(BPT) - You may not know everything about homebuying, but some things are simply common knowledge, right? Think again! Some facts about buying a home that seem obvious are actually myths.
If you knew the truth, would that change your view of buying a home? Or lead you to consider doing it sooner than you had originally planned? Here are five common myths about homebuying that were disproven by Bank of America’s Homebuyer Insights Report.
1. Millennials are only interested in renting.
While the notion has long existed that millennials are a generation of renters, millennials themselves are proving that is not true. Those polled listed owning a home as one of their top priorities, second only to retiring. In addition, millennials equated homeownership with feeling mature/responsible, independent and established.
2. You need a perfect credit score to obtain a home loan.
The number of homeowners across the nation far exceeds the number of people with a perfect credit score, yet many renters reported believing they needed a perfect credit score to be considered for a mortgage. While a higher credit score is always a plus, having a less-than-perfect score should not dissuade you from exploring the possibilities. It is possible to obtain a mortgage without having a perfect credit score, and people do it every single day. Use Bank of America resources like the Down Payment Center to explore ways to help with your down payment and closing costs or investigate low down payment loans like the Affordable Loan Solution mortgage.
3. Renting is cheaper than owning a home.
One of the report’s most interesting findings shows that 51 percent of renters felt that renting was just as or less expensive than owning a home. At the same time, 70 percent of respondents said their rent rises every single year and that their rent already accounts for 30 percent or more of their income each month. Charting your future rent projections may reveal that renting will not be cheaper over the long term.
4. First-time homebuyers always want a starter home for their family.

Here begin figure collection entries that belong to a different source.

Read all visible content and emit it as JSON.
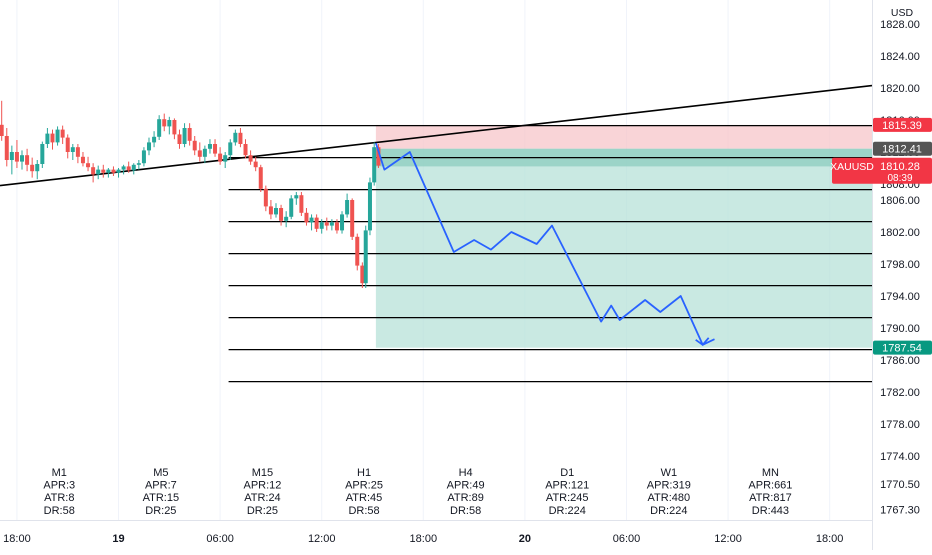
{
  "chart_data": {
    "type": "candlestick",
    "symbol": "XAUUSD",
    "currency": "USD",
    "ylim": [
      1766.0,
      1831.0
    ],
    "y_ticks": [
      1828.0,
      1824.0,
      1820.0,
      1816.0,
      1812.0,
      1808.0,
      1806.0,
      1802.0,
      1798.0,
      1794.0,
      1790.0,
      1786.0,
      1782.0,
      1778.0,
      1774.0,
      1770.5,
      1767.3
    ],
    "y_tick_labels": [
      "1828.00",
      "1824.00",
      "1820.00",
      "1816.00",
      "1812.00",
      "1808.00",
      "1806.00",
      "1802.00",
      "1798.00",
      "1794.00",
      "1790.00",
      "1786.00",
      "1782.00",
      "1778.00",
      "1774.00",
      "1770.50",
      "1767.30"
    ],
    "x_ticks": [
      "18:00",
      "19",
      "06:00",
      "12:00",
      "18:00",
      "20",
      "06:00",
      "12:00",
      "18:00"
    ],
    "x_tick_hours": [
      0,
      6,
      12,
      18,
      24,
      30,
      36,
      42,
      48
    ],
    "xlim_hours": [
      -1,
      50.5
    ],
    "price_tags": [
      {
        "label": "1815.39",
        "value": 1815.39,
        "color": "#f23645"
      },
      {
        "label": "1812.41",
        "value": 1812.41,
        "color": "#555555"
      },
      {
        "label": "XAUUSD",
        "label2": "1810.28",
        "label3": "08:39",
        "value": 1810.28,
        "color": "#f23645"
      },
      {
        "label": "1787.54",
        "value": 1787.54,
        "color": "#089981"
      }
    ],
    "trendline": {
      "points": [
        [
          -1,
          1807.8
        ],
        [
          50.5,
          1820.3
        ]
      ],
      "color": "#000000"
    },
    "levels": [
      {
        "value": 1815.3,
        "x_start": 12.5,
        "x_end": 50.5
      },
      {
        "value": 1811.3,
        "x_start": 12.5,
        "x_end": 50.5
      },
      {
        "value": 1807.3,
        "x_start": 12.5,
        "x_end": 50.5
      },
      {
        "value": 1803.3,
        "x_start": 12.5,
        "x_end": 50.5
      },
      {
        "value": 1799.3,
        "x_start": 12.5,
        "x_end": 50.5
      },
      {
        "value": 1795.3,
        "x_start": 12.5,
        "x_end": 50.5
      },
      {
        "value": 1791.3,
        "x_start": 12.5,
        "x_end": 50.5
      },
      {
        "value": 1787.3,
        "x_start": 12.5,
        "x_end": 50.5
      },
      {
        "value": 1783.3,
        "x_start": 12.5,
        "x_end": 50.5
      }
    ],
    "position": {
      "x_start": 21.2,
      "x_end": 50.5,
      "entry": 1812.41,
      "stop": 1815.39,
      "target": 1787.54,
      "entry_band_low": 1810.2,
      "stop_color": "#f7c6c9",
      "target_color": "#b2dfd6",
      "band_color": "#7fc7b7"
    },
    "projection": {
      "color": "#2962ff",
      "points": [
        [
          21.2,
          1813.1
        ],
        [
          21.7,
          1809.8
        ],
        [
          23.2,
          1812.0
        ],
        [
          25.8,
          1799.5
        ],
        [
          27.0,
          1801.0
        ],
        [
          28.0,
          1799.8
        ],
        [
          29.2,
          1802.0
        ],
        [
          30.7,
          1800.5
        ],
        [
          31.6,
          1802.8
        ],
        [
          34.5,
          1790.8
        ],
        [
          35.1,
          1792.8
        ],
        [
          35.6,
          1791.0
        ],
        [
          37.1,
          1793.5
        ],
        [
          38.0,
          1792.0
        ],
        [
          39.2,
          1794.0
        ],
        [
          40.5,
          1787.9
        ],
        [
          41.2,
          1788.6
        ]
      ],
      "arrow_tip": [
        40.5,
        1787.9
      ]
    },
    "candles": [
      {
        "t": -0.9,
        "o": 1815.4,
        "h": 1818.4,
        "l": 1813.4,
        "c": 1814.0
      },
      {
        "t": -0.6,
        "o": 1814.0,
        "h": 1815.0,
        "l": 1810.2,
        "c": 1811.0
      },
      {
        "t": -0.3,
        "o": 1811.0,
        "h": 1812.8,
        "l": 1809.2,
        "c": 1812.0
      },
      {
        "t": 0.0,
        "o": 1812.0,
        "h": 1813.5,
        "l": 1810.0,
        "c": 1810.8
      },
      {
        "t": 0.3,
        "o": 1810.8,
        "h": 1812.2,
        "l": 1809.8,
        "c": 1811.6
      },
      {
        "t": 0.6,
        "o": 1811.6,
        "h": 1812.4,
        "l": 1809.6,
        "c": 1810.4
      },
      {
        "t": 0.9,
        "o": 1810.4,
        "h": 1811.3,
        "l": 1808.8,
        "c": 1809.6
      },
      {
        "t": 1.2,
        "o": 1809.6,
        "h": 1811.0,
        "l": 1808.6,
        "c": 1810.5
      },
      {
        "t": 1.5,
        "o": 1810.5,
        "h": 1813.3,
        "l": 1810.0,
        "c": 1813.0
      },
      {
        "t": 1.8,
        "o": 1813.0,
        "h": 1815.0,
        "l": 1812.5,
        "c": 1814.3
      },
      {
        "t": 2.1,
        "o": 1814.3,
        "h": 1814.8,
        "l": 1812.3,
        "c": 1813.2
      },
      {
        "t": 2.4,
        "o": 1813.2,
        "h": 1815.2,
        "l": 1812.8,
        "c": 1814.8
      },
      {
        "t": 2.7,
        "o": 1814.8,
        "h": 1815.3,
        "l": 1813.0,
        "c": 1813.8
      },
      {
        "t": 3.0,
        "o": 1813.8,
        "h": 1814.2,
        "l": 1811.2,
        "c": 1812.0
      },
      {
        "t": 3.3,
        "o": 1812.0,
        "h": 1813.0,
        "l": 1811.0,
        "c": 1812.6
      },
      {
        "t": 3.6,
        "o": 1812.6,
        "h": 1813.0,
        "l": 1810.6,
        "c": 1811.4
      },
      {
        "t": 3.9,
        "o": 1811.4,
        "h": 1812.0,
        "l": 1810.2,
        "c": 1810.6
      },
      {
        "t": 4.2,
        "o": 1810.6,
        "h": 1811.4,
        "l": 1809.6,
        "c": 1810.1
      },
      {
        "t": 4.5,
        "o": 1810.1,
        "h": 1810.6,
        "l": 1808.2,
        "c": 1809.2
      },
      {
        "t": 4.8,
        "o": 1809.2,
        "h": 1810.3,
        "l": 1808.6,
        "c": 1809.8
      },
      {
        "t": 5.1,
        "o": 1809.8,
        "h": 1810.4,
        "l": 1808.8,
        "c": 1809.4
      },
      {
        "t": 5.4,
        "o": 1809.4,
        "h": 1810.0,
        "l": 1808.8,
        "c": 1809.8
      },
      {
        "t": 5.7,
        "o": 1809.8,
        "h": 1810.2,
        "l": 1809.0,
        "c": 1809.4
      },
      {
        "t": 6.0,
        "o": 1809.4,
        "h": 1810.0,
        "l": 1808.8,
        "c": 1809.8
      },
      {
        "t": 6.3,
        "o": 1809.8,
        "h": 1810.4,
        "l": 1809.2,
        "c": 1810.2
      },
      {
        "t": 6.6,
        "o": 1810.2,
        "h": 1810.8,
        "l": 1809.4,
        "c": 1809.7
      },
      {
        "t": 6.9,
        "o": 1809.7,
        "h": 1810.6,
        "l": 1809.2,
        "c": 1810.4
      },
      {
        "t": 7.2,
        "o": 1810.4,
        "h": 1811.0,
        "l": 1809.8,
        "c": 1810.6
      },
      {
        "t": 7.5,
        "o": 1810.6,
        "h": 1812.6,
        "l": 1810.2,
        "c": 1812.2
      },
      {
        "t": 7.8,
        "o": 1812.2,
        "h": 1813.8,
        "l": 1811.6,
        "c": 1813.2
      },
      {
        "t": 8.1,
        "o": 1813.2,
        "h": 1814.6,
        "l": 1812.6,
        "c": 1813.9
      },
      {
        "t": 8.4,
        "o": 1813.9,
        "h": 1816.6,
        "l": 1813.5,
        "c": 1816.1
      },
      {
        "t": 8.7,
        "o": 1816.1,
        "h": 1816.8,
        "l": 1814.6,
        "c": 1815.2
      },
      {
        "t": 9.0,
        "o": 1815.2,
        "h": 1816.4,
        "l": 1814.2,
        "c": 1816.0
      },
      {
        "t": 9.3,
        "o": 1816.0,
        "h": 1816.2,
        "l": 1813.6,
        "c": 1814.2
      },
      {
        "t": 9.6,
        "o": 1814.2,
        "h": 1814.8,
        "l": 1812.4,
        "c": 1813.0
      },
      {
        "t": 9.9,
        "o": 1813.0,
        "h": 1815.6,
        "l": 1812.6,
        "c": 1815.0
      },
      {
        "t": 10.2,
        "o": 1815.0,
        "h": 1815.6,
        "l": 1812.8,
        "c": 1813.4
      },
      {
        "t": 10.5,
        "o": 1813.4,
        "h": 1814.0,
        "l": 1811.6,
        "c": 1812.2
      },
      {
        "t": 10.8,
        "o": 1812.2,
        "h": 1813.2,
        "l": 1810.8,
        "c": 1811.4
      },
      {
        "t": 11.1,
        "o": 1811.4,
        "h": 1812.8,
        "l": 1810.6,
        "c": 1812.4
      },
      {
        "t": 11.4,
        "o": 1812.4,
        "h": 1813.6,
        "l": 1811.8,
        "c": 1813.0
      },
      {
        "t": 11.7,
        "o": 1813.0,
        "h": 1813.6,
        "l": 1811.4,
        "c": 1811.8
      },
      {
        "t": 12.0,
        "o": 1811.8,
        "h": 1812.6,
        "l": 1810.4,
        "c": 1810.8
      },
      {
        "t": 12.3,
        "o": 1810.8,
        "h": 1812.0,
        "l": 1810.0,
        "c": 1811.6
      },
      {
        "t": 12.6,
        "o": 1811.6,
        "h": 1813.6,
        "l": 1811.0,
        "c": 1813.2
      },
      {
        "t": 12.9,
        "o": 1813.2,
        "h": 1814.8,
        "l": 1812.8,
        "c": 1814.4
      },
      {
        "t": 13.2,
        "o": 1814.4,
        "h": 1815.0,
        "l": 1812.6,
        "c": 1813.0
      },
      {
        "t": 13.5,
        "o": 1813.0,
        "h": 1813.6,
        "l": 1811.2,
        "c": 1811.6
      },
      {
        "t": 13.8,
        "o": 1811.6,
        "h": 1812.2,
        "l": 1810.4,
        "c": 1810.8
      },
      {
        "t": 14.1,
        "o": 1810.8,
        "h": 1811.4,
        "l": 1809.6,
        "c": 1810.1
      },
      {
        "t": 14.4,
        "o": 1810.1,
        "h": 1810.4,
        "l": 1807.0,
        "c": 1807.4
      },
      {
        "t": 14.7,
        "o": 1807.4,
        "h": 1807.8,
        "l": 1804.6,
        "c": 1805.2
      },
      {
        "t": 15.0,
        "o": 1805.2,
        "h": 1806.0,
        "l": 1803.6,
        "c": 1804.2
      },
      {
        "t": 15.3,
        "o": 1804.2,
        "h": 1805.6,
        "l": 1803.8,
        "c": 1805.0
      },
      {
        "t": 15.6,
        "o": 1805.0,
        "h": 1805.4,
        "l": 1802.8,
        "c": 1803.4
      },
      {
        "t": 15.9,
        "o": 1803.4,
        "h": 1804.6,
        "l": 1802.6,
        "c": 1803.9
      },
      {
        "t": 16.2,
        "o": 1803.9,
        "h": 1806.6,
        "l": 1803.6,
        "c": 1806.2
      },
      {
        "t": 16.5,
        "o": 1806.2,
        "h": 1807.0,
        "l": 1805.4,
        "c": 1806.6
      },
      {
        "t": 16.8,
        "o": 1806.6,
        "h": 1807.0,
        "l": 1804.0,
        "c": 1804.4
      },
      {
        "t": 17.1,
        "o": 1804.4,
        "h": 1805.0,
        "l": 1802.8,
        "c": 1803.2
      },
      {
        "t": 17.4,
        "o": 1803.2,
        "h": 1804.2,
        "l": 1802.2,
        "c": 1803.8
      },
      {
        "t": 17.7,
        "o": 1803.8,
        "h": 1804.2,
        "l": 1802.0,
        "c": 1802.4
      },
      {
        "t": 18.0,
        "o": 1802.4,
        "h": 1803.6,
        "l": 1801.8,
        "c": 1803.2
      },
      {
        "t": 18.3,
        "o": 1803.2,
        "h": 1803.8,
        "l": 1802.2,
        "c": 1802.8
      },
      {
        "t": 18.6,
        "o": 1802.8,
        "h": 1803.6,
        "l": 1802.2,
        "c": 1803.2
      },
      {
        "t": 18.9,
        "o": 1803.2,
        "h": 1803.6,
        "l": 1801.8,
        "c": 1802.2
      },
      {
        "t": 19.2,
        "o": 1802.2,
        "h": 1804.6,
        "l": 1801.8,
        "c": 1804.2
      },
      {
        "t": 19.5,
        "o": 1804.2,
        "h": 1806.8,
        "l": 1803.8,
        "c": 1806.0
      },
      {
        "t": 19.8,
        "o": 1806.0,
        "h": 1806.2,
        "l": 1801.0,
        "c": 1801.4
      },
      {
        "t": 20.1,
        "o": 1801.4,
        "h": 1801.8,
        "l": 1797.2,
        "c": 1797.8
      },
      {
        "t": 20.4,
        "o": 1797.8,
        "h": 1798.2,
        "l": 1795.0,
        "c": 1795.6
      },
      {
        "t": 20.6,
        "o": 1795.6,
        "h": 1802.8,
        "l": 1795.0,
        "c": 1802.2
      },
      {
        "t": 20.85,
        "o": 1802.2,
        "h": 1808.8,
        "l": 1801.6,
        "c": 1808.2
      },
      {
        "t": 21.1,
        "o": 1808.2,
        "h": 1813.2,
        "l": 1807.8,
        "c": 1812.6
      },
      {
        "t": 21.35,
        "o": 1812.6,
        "h": 1813.0,
        "l": 1810.0,
        "c": 1810.3
      }
    ],
    "timeframe_stats": [
      {
        "tf": "M1",
        "apr": "APR:3",
        "atr": "ATR:8",
        "dr": "DR:58",
        "t": 2.5
      },
      {
        "tf": "M5",
        "apr": "APR:7",
        "atr": "ATR:15",
        "dr": "DR:25",
        "t": 8.5
      },
      {
        "tf": "M15",
        "apr": "APR:12",
        "atr": "ATR:24",
        "dr": "DR:25",
        "t": 14.5
      },
      {
        "tf": "H1",
        "apr": "APR:25",
        "atr": "ATR:45",
        "dr": "DR:58",
        "t": 20.5
      },
      {
        "tf": "H4",
        "apr": "APR:49",
        "atr": "ATR:89",
        "dr": "DR:58",
        "t": 26.5
      },
      {
        "tf": "D1",
        "apr": "APR:121",
        "atr": "ATR:245",
        "dr": "DR:224",
        "t": 32.5
      },
      {
        "tf": "W1",
        "apr": "APR:319",
        "atr": "ATR:480",
        "dr": "DR:224",
        "t": 38.5
      },
      {
        "tf": "MN",
        "apr": "APR:661",
        "atr": "ATR:817",
        "dr": "DR:443",
        "t": 44.5
      }
    ],
    "colors": {
      "up": "#26a69a",
      "down": "#ef5350",
      "axis_text": "#131722",
      "axis_border": "#e0e3eb",
      "grid": "#f0f3fa"
    }
  }
}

The stereotypical white picket fence isn't for everyone. Report respondents were split evenly when asked if they would prefer to buy their forever home or a starter home. An even wider disparity came when those polled were asked who they planned to buy their home with. While a majority (57 percent) said they would purchase a home with their spouse or partner, a somewhat surprising 37 percent said they would buy it alone and 8 percent said they planned to buy with someone other than a spouse or partner.
5. Everyone buys their home in spring.
Yes, it’s true that spring is the busiest time of year for home purchases, but the idea that all home purchases — or even most — occur in the spring is a myth. Many would-be home buyers are realizing that buying at other times of the year can mean less competition for the best homes on the market. In fact, winter is the second most common time of year for home purchases.